Any card that you plug into the motherboard of a computer to support connectivity between the main system bus and the external serial or parallel bus. Computers usually come with installed serial/parallel interface cards for connecting modems, printers, and other devices to your system, but in certain situations you might want to purchase a separate interface card.
These situations include:
- When you have an older computer whose serial interface card cannot support the newer fast 56-Kbps V.90 modems or whose parallel interface card cannot support IEEE 1284 bidirectional print devices such as the newer Hewlett Packard LaserJet print devices
- When you need a different serial interface such as RS-422/485 to connect your machine to special networking or industrial measurement equipment
Many different kinds of interface cards are available, including the following:
- RS-232 high-speed serial input/output (I/O) cards with 16550 universal asynchronous receiver-transmitter (UART) chips for connecting to high-speed modems and Integrated Services Digital Network (ISDN) terminal adapters.
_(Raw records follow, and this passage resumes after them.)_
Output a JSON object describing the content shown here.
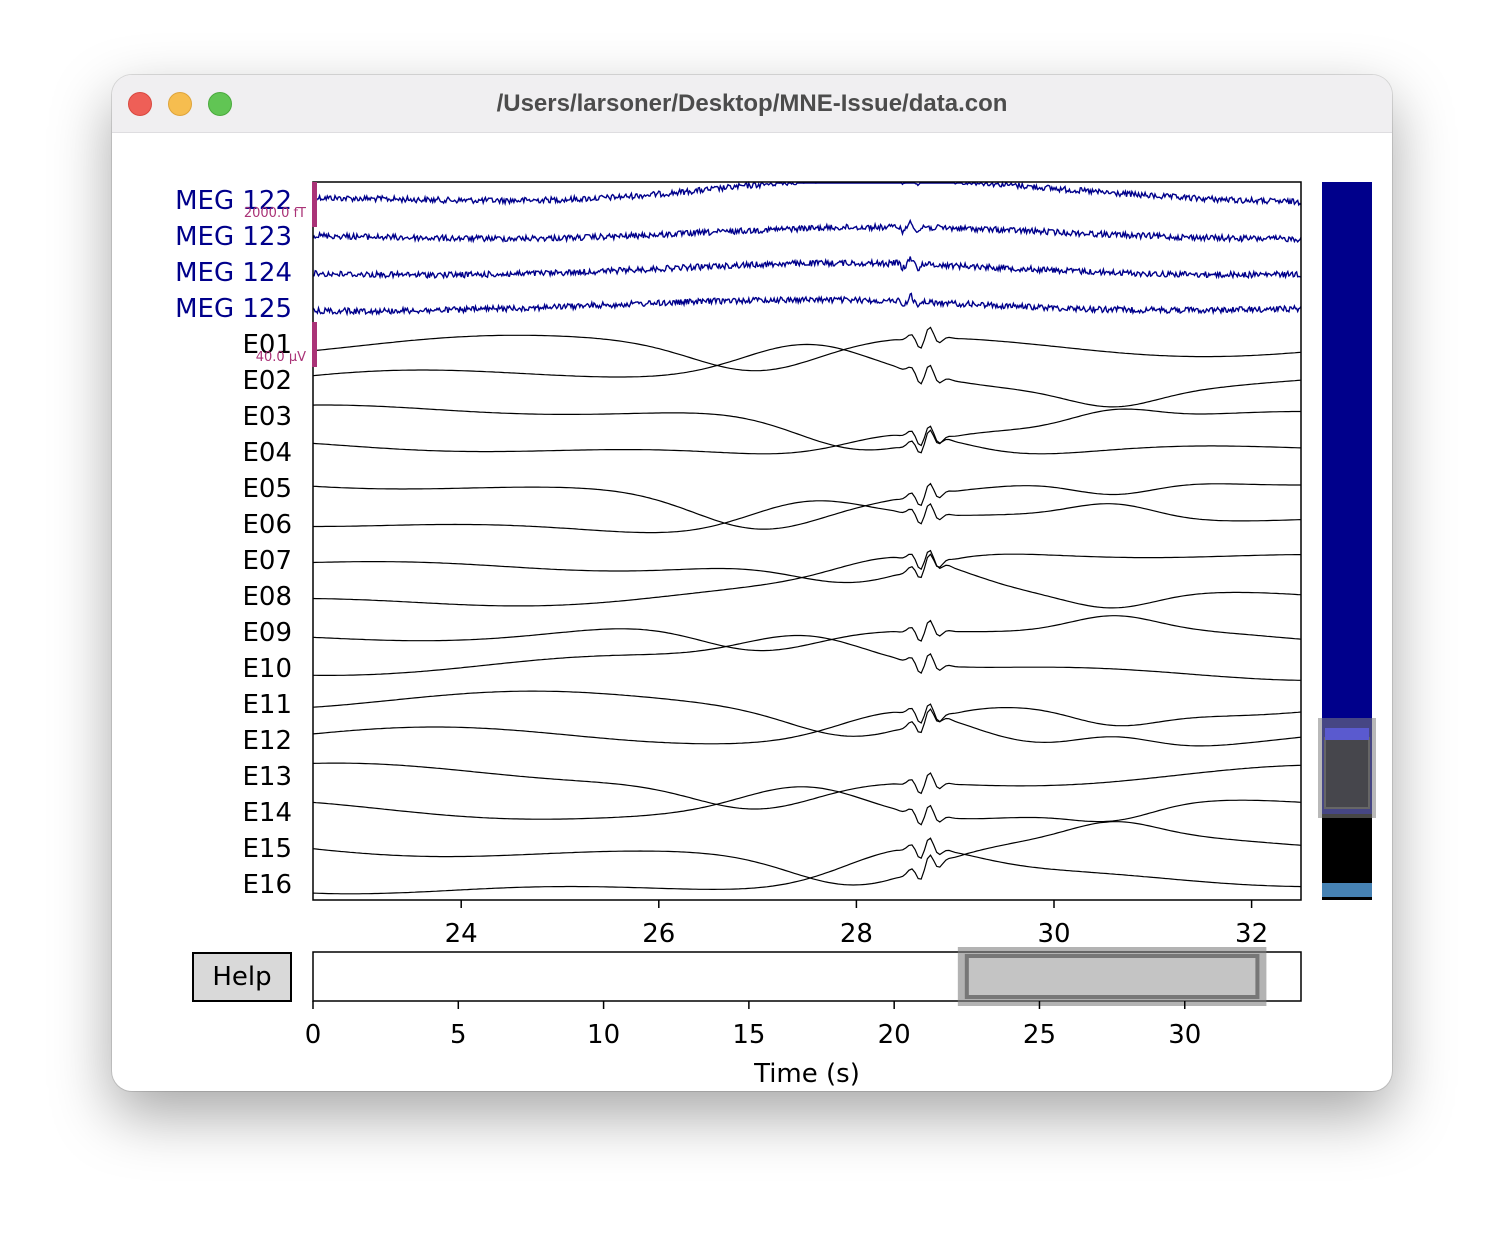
{
  "window": {
    "title": "/Users/larsoner/Desktop/MNE-Issue/data.con"
  },
  "help_button": {
    "label": "Help"
  },
  "colors": {
    "meg": "#00008b",
    "eeg": "#000000",
    "scalebar": "#aa3377",
    "overview_meg": "#00008b",
    "overview_eeg": "#000000",
    "overview_marker": "#4682b4"
  },
  "chart_data": [
    {
      "type": "line",
      "title": "",
      "xlabel": "",
      "ylabel": "",
      "xlim": [
        22.5,
        32.5
      ],
      "x_ticks": [
        "24",
        "26",
        "28",
        "30",
        "32"
      ],
      "channels": [
        {
          "name": "MEG 122",
          "type": "meg"
        },
        {
          "name": "MEG 123",
          "type": "meg"
        },
        {
          "name": "MEG 124",
          "type": "meg"
        },
        {
          "name": "MEG 125",
          "type": "meg"
        },
        {
          "name": "E01",
          "type": "eeg"
        },
        {
          "name": "E02",
          "type": "eeg"
        },
        {
          "name": "E03",
          "type": "eeg"
        },
        {
          "name": "E04",
          "type": "eeg"
        },
        {
          "name": "E05",
          "type": "eeg"
        },
        {
          "name": "E06",
          "type": "eeg"
        },
        {
          "name": "E07",
          "type": "eeg"
        },
        {
          "name": "E08",
          "type": "eeg"
        },
        {
          "name": "E09",
          "type": "eeg"
        },
        {
          "name": "E10",
          "type": "eeg"
        },
        {
          "name": "E11",
          "type": "eeg"
        },
        {
          "name": "E12",
          "type": "eeg"
        },
        {
          "name": "E13",
          "type": "eeg"
        },
        {
          "name": "E14",
          "type": "eeg"
        },
        {
          "name": "E15",
          "type": "eeg"
        },
        {
          "name": "E16",
          "type": "eeg"
        }
      ],
      "scalebars": [
        {
          "label": "2000.0 fT",
          "channel_type": "meg"
        },
        {
          "label": "40.0 µV",
          "channel_type": "eeg"
        }
      ],
      "grid": false
    },
    {
      "type": "bar",
      "xlabel": "Time (s)",
      "xlim": [
        0,
        34
      ],
      "x_ticks": [
        "0",
        "5",
        "10",
        "15",
        "20",
        "25",
        "30"
      ],
      "view_window": [
        22.5,
        32.5
      ]
    }
  ]
}
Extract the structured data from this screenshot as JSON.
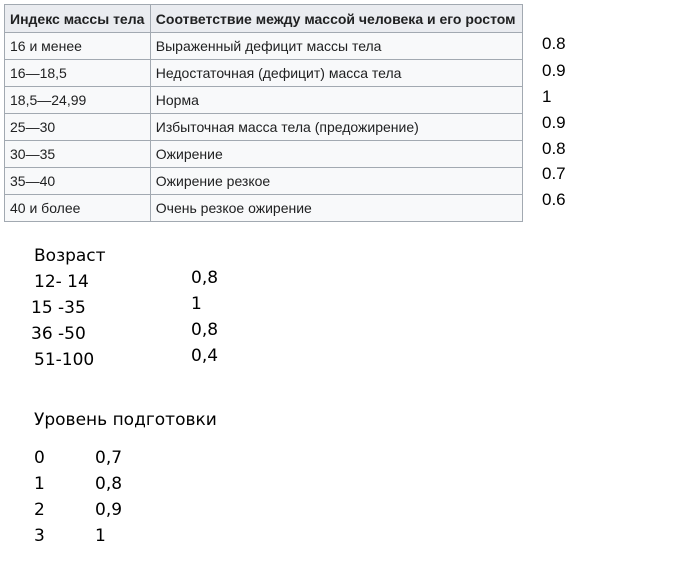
{
  "bmi_table": {
    "headers": [
      "Индекс массы тела",
      "Соответствие между массой человека и его ростом"
    ],
    "rows": [
      [
        "16 и менее",
        "Выраженный дефицит массы тела"
      ],
      [
        "16—18,5",
        "Недостаточная (дефицит) масса тела"
      ],
      [
        "18,5—24,99",
        "Норма"
      ],
      [
        "25—30",
        "Избыточная масса тела (предожирение)"
      ],
      [
        "30—35",
        "Ожирение"
      ],
      [
        "35—40",
        "Ожирение резкое"
      ],
      [
        "40 и более",
        "Очень резкое ожирение"
      ]
    ]
  },
  "bmi_coefficients": [
    "0.8",
    "0.9",
    "1",
    "0.9",
    "0.8",
    "0.7",
    "0.6"
  ],
  "age": {
    "title": "Возраст",
    "rows": [
      {
        "range": "12- 14",
        "value": "0,8"
      },
      {
        "range": "15 -35",
        "value": "1"
      },
      {
        "range": "36 -50",
        "value": "0,8"
      },
      {
        "range": "51-100",
        "value": "0,4"
      }
    ]
  },
  "training": {
    "title": "Уровень подготовки",
    "rows": [
      {
        "level": "0",
        "value": "0,7"
      },
      {
        "level": "1",
        "value": "0,8"
      },
      {
        "level": "2",
        "value": "0,9"
      },
      {
        "level": "3",
        "value": "1"
      }
    ]
  }
}
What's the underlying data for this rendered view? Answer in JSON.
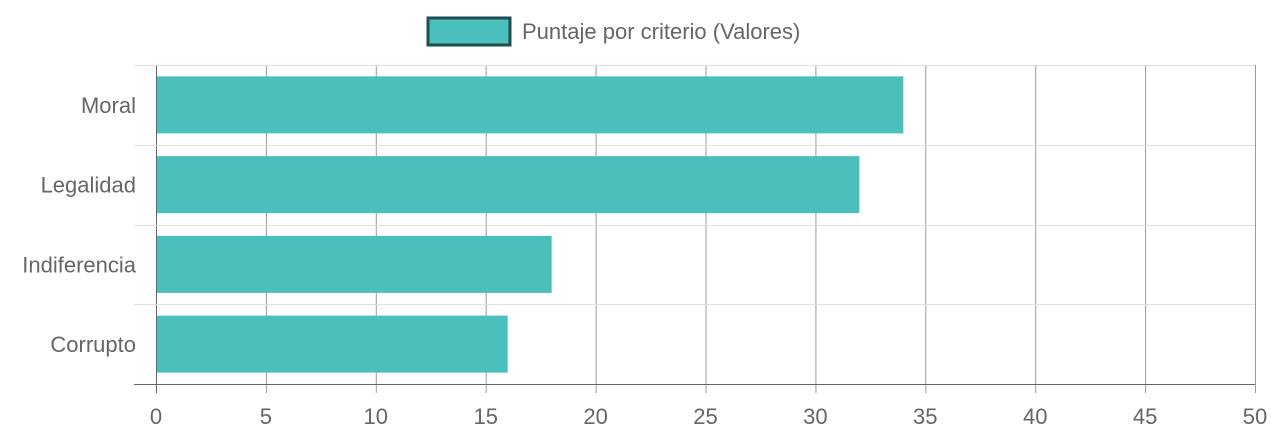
{
  "chart_data": {
    "type": "bar",
    "orientation": "horizontal",
    "categories": [
      "Moral",
      "Legalidad",
      "Indiferencia",
      "Corrupto"
    ],
    "series": [
      {
        "name": "Puntaje por criterio (Valores)",
        "values": [
          34,
          32,
          18,
          16
        ]
      }
    ],
    "xlim": [
      0,
      50
    ],
    "x_ticks": [
      0,
      5,
      10,
      15,
      20,
      25,
      30,
      35,
      40,
      45,
      50
    ],
    "grid": true,
    "legend": "top-center",
    "colors": {
      "bar_fill": "#4ABFBC",
      "legend_border": "#1F4F4E",
      "grid": "#999999",
      "grid_light": "#E0E0E0",
      "text": "#666666"
    }
  }
}
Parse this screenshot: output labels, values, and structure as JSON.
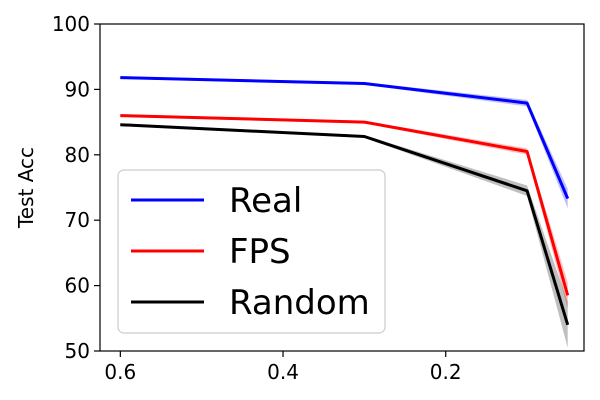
{
  "chart_data": {
    "type": "line",
    "title": "",
    "xlabel": "",
    "ylabel": "Test Acc",
    "x": [
      0.6,
      0.3,
      0.1,
      0.05
    ],
    "xlim": [
      0.625,
      0.03
    ],
    "ylim": [
      50,
      100
    ],
    "x_ticks": [
      0.6,
      0.4,
      0.2
    ],
    "x_tick_labels": [
      "0.6",
      "0.4",
      "0.2"
    ],
    "y_ticks": [
      50,
      60,
      70,
      80,
      90,
      100
    ],
    "y_tick_labels": [
      "50",
      "60",
      "70",
      "80",
      "90",
      "100"
    ],
    "grid": false,
    "legend_position": "lower-left",
    "series": [
      {
        "name": "Real",
        "color": "#0000ff",
        "values": [
          91.8,
          90.9,
          87.9,
          73.3
        ],
        "band": [
          0.2,
          0.2,
          0.5,
          1.5
        ]
      },
      {
        "name": "FPS",
        "color": "#ff0000",
        "values": [
          86.0,
          85.0,
          80.5,
          58.5
        ],
        "band": [
          0.2,
          0.2,
          0.5,
          2.0
        ]
      },
      {
        "name": "Random",
        "color": "#000000",
        "values": [
          84.6,
          82.8,
          74.5,
          54.0
        ],
        "band": [
          0.2,
          0.2,
          0.8,
          3.5
        ]
      }
    ]
  }
}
These cards can be either Industry Standard Architecture (ISA) or Peripheral Component Interconnect (PCI) bus cards and can support transfer speeds of up to 460.8 Kbps - much higher than the 115.2-Kbps rate supported by standard RS-232 interfaces.
- Enhanced Capabilities Port (ECP)/Enhanced Parallel Port (EPP) high-speed parallel I/O cards that support up to 2.5-Mbps transfer speeds.
- RS-422/485 interface cards for connecting to industrial sensor and measuring equipment. These cards can support up to 31 separate devices that can be located up to 4000 feet from the computer. Data transfer speeds are up to 460.8 Kbps.